Дружба была потребностью Шувалова. В 1763 году, оказавшись за границей, он писал сестре: «Если Бог изволит, буду жив и, возвратясь в мое отечество, ни о чем ином помышлять не буду, как весть тихую и беспечную жизнь; удалюсь от большого света, который довольно знаю; конечно, не в нем совершенное благополучие почитать надобно, но, собственно, все б и в малом числе людей, родством или дружбою со мной соединенных. Прошу Бога только о том, верьте, что ни чести, ни богатства веселить меня не могут». Несомненно, Шуваловым владели популярные тогда идеи так называемого философского поведения, предполагавшего жизнь в некой бочке Диогена, построенной, однако, в виде комфортабельного эрмитажа или вольтеровского Фернея — искусственно созданного уединенного уголка. Здесь можно было бы вместе с единомышленниками, такими же умными, образованными, несуетными друзьями, предаваться высоким идеям, интеллектуальным наслаждениям, заниматься самосовершенствованием. Но кроме моды здесь было и извечное стремление человека выскочить из беличьего колеса суетной, быстротекущей жизни, исчезнуть в живописном имении или уютной гостиной. Можно верить Шувалову, что пустая светская жизнь ему приелась, придворные интриги и ложь на дипломатических переговорах утомляли его, довольно уже вкусившего власти. Шувалов действительно стремился к другой жизни, в мир гармонии и тишины, спокойного чтения, нелицемерных бесед с друзьями о прекрасном.

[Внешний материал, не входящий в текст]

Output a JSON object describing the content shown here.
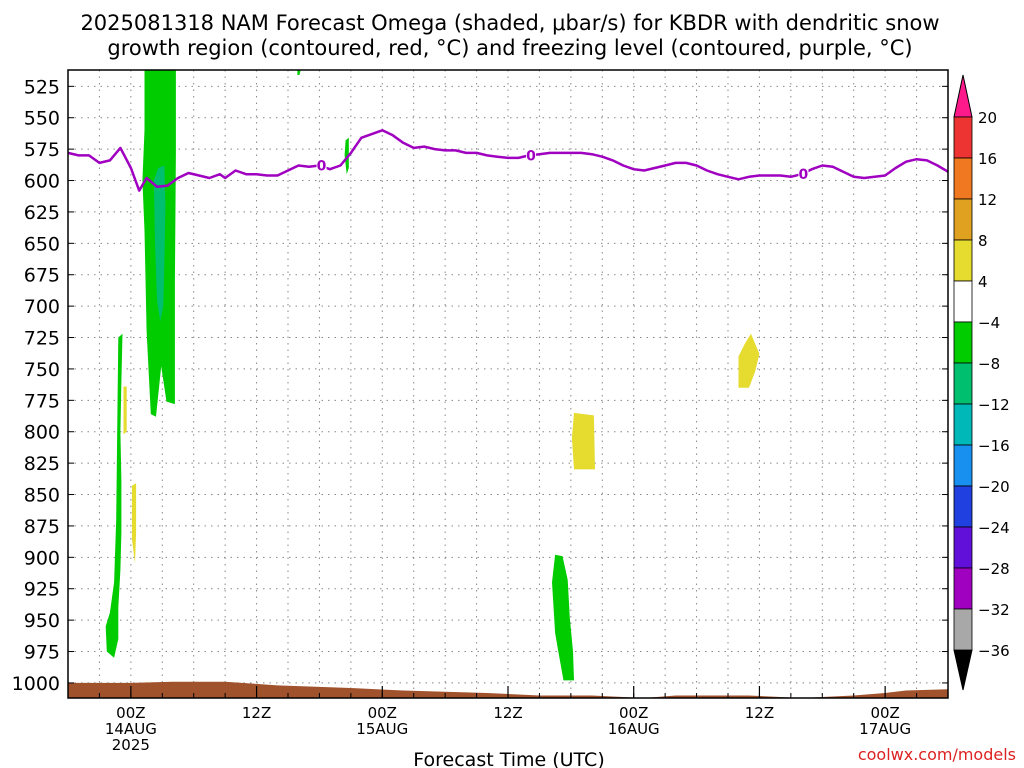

Как и у большинства людей, эта мечта осталась бы мечтой, если бы в Рождество 1761 года вся жизнь Шувалова круто и безвозвратно не переменилась — со смертью Елизаветы он потерял власть, утратил влияние, но обрел такие желанные покой и волю. Произошло это не сразу. Еще до смерти императрицы он пытался сблизиться с «молодым двором», но, встретив непонимание у Петра Федоровича и Екатерины Алексеевны, интриговал и даже пытался изменить завещание в пользу семилетнего цесаревича Павла Петровича. В день смерти Елизаветы его видели с щекой, разодранной ногтями. По-видимому, Шувалов сильно переживал смерть императрицы и свое крушение. Иван Чернышев в начале 1762 года писал из-за границы: «Любезный и обожаемый друг! Я разделяю все ваши горести, клянусь вам, и очень сожалею, что в эту минуту я не в России. Я был бы с вами, может быть, и нашел бы средство развеселить вас. Пожалуйста, не предавайтесь горести. Знаете, что первый мой курьер, возвратясь ко мне, сказал мне, что вы очень постарели и что, глядя на вас, можно подумать, что вы пятью годами старше меня, это мало меня радует». Чернышев родился в 1728 году и был на год старше Шувалова, которому в год смерти государыни исполнилось тридцать четыре года. Тогда он не знал, что это еще не конец жизни, а ее зенит, и судьбою ему отпущено еще тридцать шесть лет.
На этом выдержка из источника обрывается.